Is the Classical World an Illusion?
摘要
Many physicists understand quantum mechanics as a theory that ushers in a showdown with respect to the understanding of reality offered by classical physics. These people point to quantum mechanical concepts like ‘quantum state’, ‘entanglement’, and ‘decoherence’, which they think truly represent reality very different from the one subscribed to in classical physics and everyday life. The chapter begins with a presentation of what these various concepts mean and of how the relatively new concept ‘decoherence’ is thought to stand for the dynamics which can account for the quantum–classical transition. Some claim based on a particular interpretation of decoherence, that the classical world—and thereby the manifest image—is a mere illusionary appearance. Where Bohr saw quantum mechanics as a theory concerned with atomic entities as they appear to us, many contemporary physicists believe that quantum mechanics represents the world as it is in itself.
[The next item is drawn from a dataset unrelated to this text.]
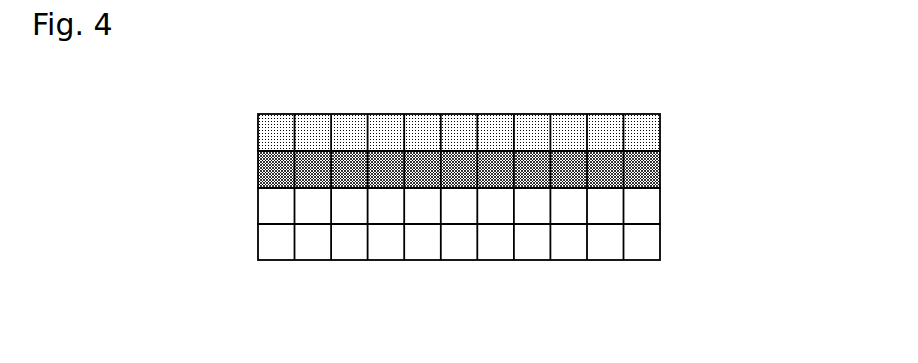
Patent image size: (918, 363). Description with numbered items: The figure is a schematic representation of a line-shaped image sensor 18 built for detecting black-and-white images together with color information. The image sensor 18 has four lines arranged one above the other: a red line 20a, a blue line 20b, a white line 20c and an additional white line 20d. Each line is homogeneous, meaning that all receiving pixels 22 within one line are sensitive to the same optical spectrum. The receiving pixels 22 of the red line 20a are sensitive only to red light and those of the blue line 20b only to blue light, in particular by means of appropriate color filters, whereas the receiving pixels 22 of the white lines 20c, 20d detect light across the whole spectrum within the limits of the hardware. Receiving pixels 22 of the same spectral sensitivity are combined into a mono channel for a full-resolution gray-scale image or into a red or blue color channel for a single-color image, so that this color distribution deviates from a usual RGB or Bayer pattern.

The chapter discusses both views in detail and then argues that any viable ontology must also account for the existence of alleged simulacra as parts of reality. How the macroscopic world appears to us is also a fact of the world which quantum mechanics cannot explain, and which cannot be ignored if the scientific image should be a complete representation. Quantum mechanics cannot account for qualitative appearances (neither dependently nor independently of human consciousness) or the nature of consciousness as such. This excludes it from representing the whole reality.